The invention is also economical makes sense because on the one hand the required computing capacities and Computing times are reduced and because they are otherwise dependent on use adapted to genetic algorithms is that have already been realized without corresponding specific To require developments.

The invention has been put to use described on an elec tromagnetic sensor network, that is, in particular with regard to a specific reception diagram. However, it can also applied in the same way to a network of elementary emitters to realize a given broadcasting diagram.

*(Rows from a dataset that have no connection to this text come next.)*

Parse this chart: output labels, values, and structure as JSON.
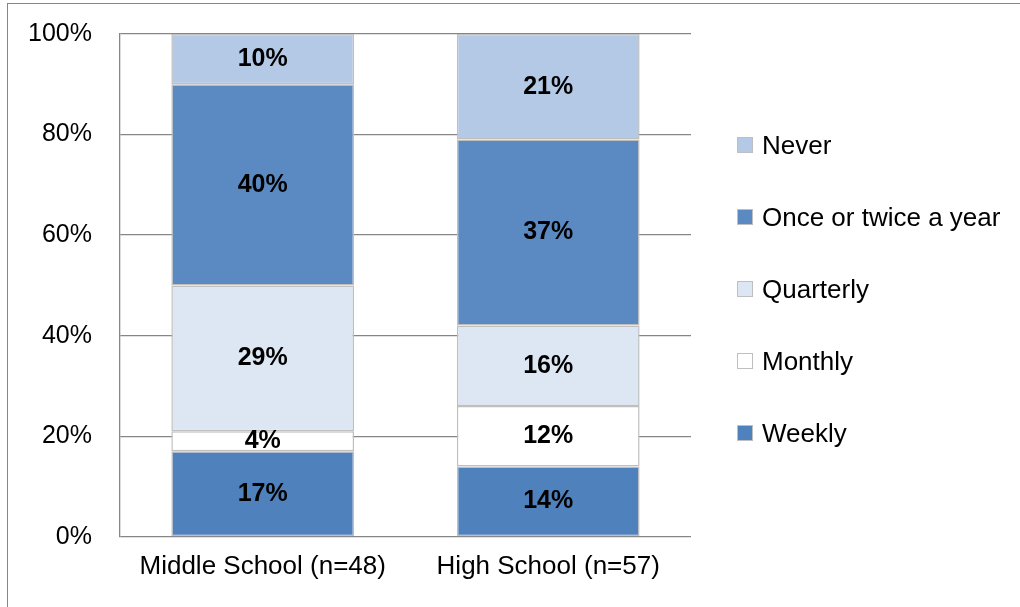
{
  "chart_data": {
    "type": "bar",
    "stacked": true,
    "categories": [
      "Middle School (n=48)",
      "High School (n=57)"
    ],
    "series": [
      {
        "name": "Weekly",
        "color": "#4f81bd",
        "values": [
          17,
          14
        ],
        "value_labels": [
          "17%",
          "14%"
        ]
      },
      {
        "name": "Monthly",
        "color": "#ffffff",
        "values": [
          4,
          12
        ],
        "value_labels": [
          "4%",
          "12%"
        ]
      },
      {
        "name": "Quarterly",
        "color": "#dde7f3",
        "values": [
          29,
          16
        ],
        "value_labels": [
          "29%",
          "16%"
        ]
      },
      {
        "name": "Once or twice a year",
        "color": "#5b8ac3",
        "values": [
          40,
          37
        ],
        "value_labels": [
          "40%",
          "37%"
        ]
      },
      {
        "name": "Never",
        "color": "#b4c9e6",
        "values": [
          10,
          21
        ],
        "value_labels": [
          "10%",
          "21%"
        ]
      }
    ],
    "ylim": [
      0,
      100
    ],
    "yticks": [
      {
        "value": 0,
        "label": "0%"
      },
      {
        "value": 20,
        "label": "20%"
      },
      {
        "value": 40,
        "label": "40%"
      },
      {
        "value": 60,
        "label": "60%"
      },
      {
        "value": 80,
        "label": "80%"
      },
      {
        "value": 100,
        "label": "100%"
      }
    ],
    "grid": "y",
    "legend": "right"
  }
}
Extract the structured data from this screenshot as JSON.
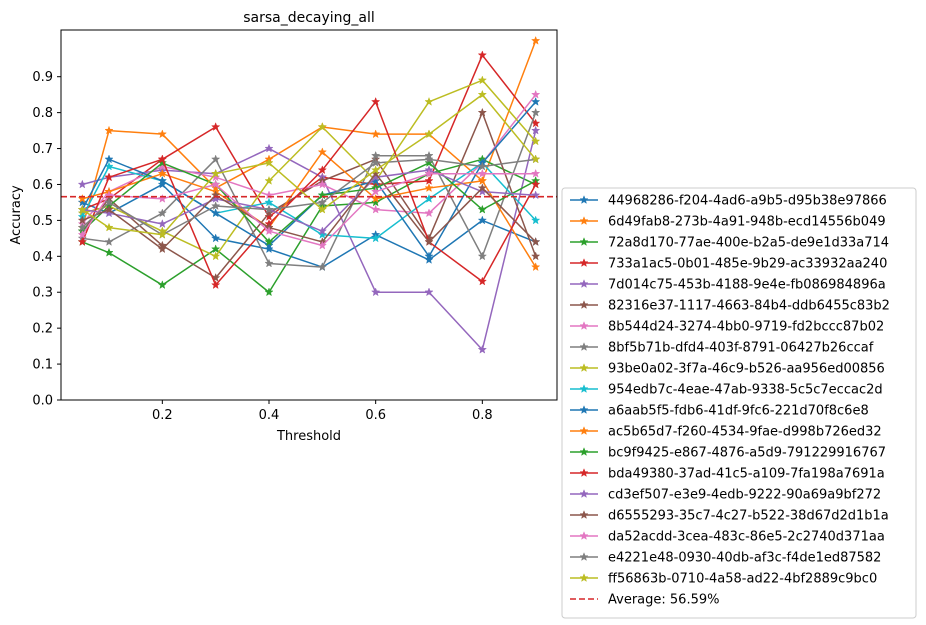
{
  "chart_data": {
    "type": "line",
    "title": "sarsa_decaying_all",
    "xlabel": "Threshold",
    "ylabel": "Accuracy",
    "xlim": [
      0.01,
      0.94
    ],
    "ylim": [
      0.0,
      1.03
    ],
    "x_ticks": [
      0.2,
      0.4,
      0.6,
      0.8
    ],
    "x_tick_labels": [
      "0.2",
      "0.4",
      "0.6",
      "0.8"
    ],
    "y_ticks": [
      0.0,
      0.1,
      0.2,
      0.3,
      0.4,
      0.5,
      0.6,
      0.7,
      0.8,
      0.9
    ],
    "y_tick_labels": [
      "0.0",
      "0.1",
      "0.2",
      "0.3",
      "0.4",
      "0.5",
      "0.6",
      "0.7",
      "0.8",
      "0.9"
    ],
    "grid": false,
    "legend_position": "outside-right",
    "x": [
      0.05,
      0.1,
      0.2,
      0.3,
      0.4,
      0.5,
      0.6,
      0.7,
      0.8,
      0.9
    ],
    "series": [
      {
        "name": "44968286-f204-4ad6-a9b5-d95b38e97866",
        "color": "#1f77b4",
        "values": [
          0.55,
          0.52,
          0.6,
          0.45,
          0.42,
          0.37,
          0.46,
          0.39,
          0.5,
          0.44
        ]
      },
      {
        "name": "6d49fab8-273b-4a91-948b-ecd14556b049",
        "color": "#ff7f0e",
        "values": [
          0.48,
          0.75,
          0.74,
          0.59,
          0.67,
          0.76,
          0.74,
          0.74,
          0.61,
          1.0
        ]
      },
      {
        "name": "72a8d170-77ae-400e-b2a5-de9e1d33a714",
        "color": "#2ca02c",
        "values": [
          0.44,
          0.41,
          0.32,
          0.42,
          0.3,
          0.54,
          0.55,
          0.63,
          0.67,
          0.6
        ]
      },
      {
        "name": "733a1ac5-0b01-485e-9b29-ac33932aa240",
        "color": "#d62728",
        "values": [
          0.53,
          0.56,
          0.67,
          0.76,
          0.51,
          0.62,
          0.6,
          0.61,
          0.96,
          0.77
        ]
      },
      {
        "name": "7d014c75-453b-4188-9e4e-fb086984896a",
        "color": "#9467bd",
        "values": [
          0.6,
          0.62,
          0.64,
          0.63,
          0.7,
          0.62,
          0.3,
          0.3,
          0.14,
          0.75
        ]
      },
      {
        "name": "82316e37-1117-4663-84b4-ddb6455c83b2",
        "color": "#8c564b",
        "values": [
          0.47,
          0.56,
          0.43,
          0.34,
          0.52,
          0.61,
          0.67,
          0.45,
          0.8,
          0.4
        ]
      },
      {
        "name": "8b544d24-3274-4bb0-9719-fd2bccc87b02",
        "color": "#e377c2",
        "values": [
          0.49,
          0.58,
          0.65,
          0.62,
          0.57,
          0.6,
          0.53,
          0.52,
          0.66,
          0.85
        ]
      },
      {
        "name": "8bf5b71b-dfd4-403f-8791-06427b26ccaf",
        "color": "#7f7f7f",
        "values": [
          0.45,
          0.44,
          0.52,
          0.67,
          0.38,
          0.37,
          0.68,
          0.68,
          0.4,
          0.8
        ]
      },
      {
        "name": "93be0a02-3f7a-46c9-b526-aa956ed00856",
        "color": "#bcbd22",
        "values": [
          0.52,
          0.54,
          0.47,
          0.4,
          0.61,
          0.76,
          0.61,
          0.83,
          0.89,
          0.72
        ]
      },
      {
        "name": "954edb7c-4eae-47ab-9338-5c5c7eccac2d",
        "color": "#17becf",
        "values": [
          0.51,
          0.65,
          0.61,
          0.52,
          0.55,
          0.46,
          0.45,
          0.56,
          0.66,
          0.5
        ]
      },
      {
        "name": "a6aab5f5-fdb6-41df-9fc6-221d70f8c6e8",
        "color": "#1f77b4",
        "values": [
          0.53,
          0.67,
          0.61,
          0.52,
          0.43,
          0.57,
          0.61,
          0.4,
          0.66,
          0.83
        ]
      },
      {
        "name": "ac5b65d7-f260-4534-9fae-d998b726ed32",
        "color": "#ff7f0e",
        "values": [
          0.56,
          0.58,
          0.63,
          0.58,
          0.48,
          0.69,
          0.56,
          0.59,
          0.61,
          0.37
        ]
      },
      {
        "name": "bc9f9425-e867-4876-a5d9-791229916767",
        "color": "#2ca02c",
        "values": [
          0.47,
          0.54,
          0.66,
          0.6,
          0.44,
          0.57,
          0.59,
          0.66,
          0.53,
          0.61
        ]
      },
      {
        "name": "bda49380-37ad-41c5-a109-7fa198a7691a",
        "color": "#d62728",
        "values": [
          0.44,
          0.62,
          0.67,
          0.32,
          0.49,
          0.64,
          0.83,
          0.44,
          0.33,
          0.6
        ]
      },
      {
        "name": "cd3ef507-e3e9-4edb-9222-90a69a9bf272",
        "color": "#9467bd",
        "values": [
          0.53,
          0.52,
          0.49,
          0.56,
          0.53,
          0.47,
          0.62,
          0.64,
          0.58,
          0.57
        ]
      },
      {
        "name": "d6555293-35c7-4c27-b522-38d67d2d1b1a",
        "color": "#8c564b",
        "values": [
          0.5,
          0.53,
          0.42,
          0.57,
          0.48,
          0.44,
          0.63,
          0.44,
          0.59,
          0.44
        ]
      },
      {
        "name": "da52acdd-3cea-483c-86e5-2c2740d371aa",
        "color": "#e377c2",
        "values": [
          0.46,
          0.57,
          0.56,
          0.6,
          0.47,
          0.43,
          0.58,
          0.63,
          0.63,
          0.63
        ]
      },
      {
        "name": "e4221e48-0930-40db-af3c-f4de1ed87582",
        "color": "#7f7f7f",
        "values": [
          0.48,
          0.55,
          0.46,
          0.54,
          0.53,
          0.55,
          0.66,
          0.67,
          0.65,
          0.67
        ]
      },
      {
        "name": "ff56863b-0710-4a58-ad22-4bf2889c9bc0",
        "color": "#bcbd22",
        "values": [
          0.53,
          0.48,
          0.46,
          0.63,
          0.66,
          0.53,
          0.64,
          0.74,
          0.85,
          0.67
        ]
      }
    ],
    "average": {
      "label": "Average: 56.59%",
      "value": 0.5659,
      "color": "#d62728"
    }
  }
}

The network of sensors or emitters can be very different, especially linear or even and on a flat surface or any curved Area, for example a spherical surface.

Claims (7)

Method for positioning electromagnetic sensors or emitters in an antenna network, characterized in that it consists at least in a) in a first step ( 31 ) to take as the origin of a coordinate system a sensor (S _i1 ) of the two sensors S ₁ , S _N which are the most distant from each other and to determine the distance between these two sensors S ₁ , S _N , which is of the desired width of the Depends on the antenna pattern, b) in a second step ( 32 ) to implement a coding of the sensors in order to generate a first vector V _Δ with the components

and a second vector V _d with the components

The following applies: - i is the index assigned to a sensor of order i (i = 1, 2, ..., N), - x _i , y _i are the coordinates of the sensor S _i of order i along the axis x or y of the coordinate system, - x _{i + 1} , y _{i + 1} are the coordinates of the sensor S _{i + 1} of order i + 1 along the axis x or y of the coordinate system, - D is the distance between the two most widely removed sensors S ₁ and S _N , c) in a third step ( 33 ), whereby a genotype is formed from the two vectors V _Δ , V _d above, to apply a genetic algorithm to these vectors in order to obtain a specific antenna pattern, and a decoding operation is carried out to determine the coordinates of the sensors based on the two vectors of the genotype V _Δ , V _d to be obtained after a network configuration of sensors has been obtained which gives the desired antenna pattern. Method according to Claim 1, characterized in that the sensors S ₁ , S ₂ , ..., S _N are arranged in such a way that their coordinates along the y-axis fulfill the following relationship: x _{1 + 1} - x _i > 0 where applies: x _i is the coordinate of the sensor S _{i of} the order i along the x-axis and x _{i + 1} is the coordinate of the sensor S _{i + 1 of} the order i + 1 along the x-axis. Method according to any of the foregoing Expectations, characterized in that the Coordinate system is orthogonal. Method according to any one of the preceding claims, characterized in that the sensor S ₁ serving as the origin is selected such that the coordinates of the sensors S ₁ , S ₂ , S ₃ , ... S _N along the x-axis are positive. Method according to any one of the preceding claims, characterized in that in the third step ( 33 ) the parameters of the sensor of order i of a first network configuration can only be combined with the parameters of the sensor of order i of a second configuration if their components d _i are close to each other according to the second vector V _d , the parameters of a sensor S _i of order i the components Δ _i , d _{i of} the order i of the two vectors V _Δ , V _d . Method according to any of the foregoing Expectations, characterized in that the Network is a linear network. Method according to any one of claims 1 to 5, characterized in that the Network is a flat network.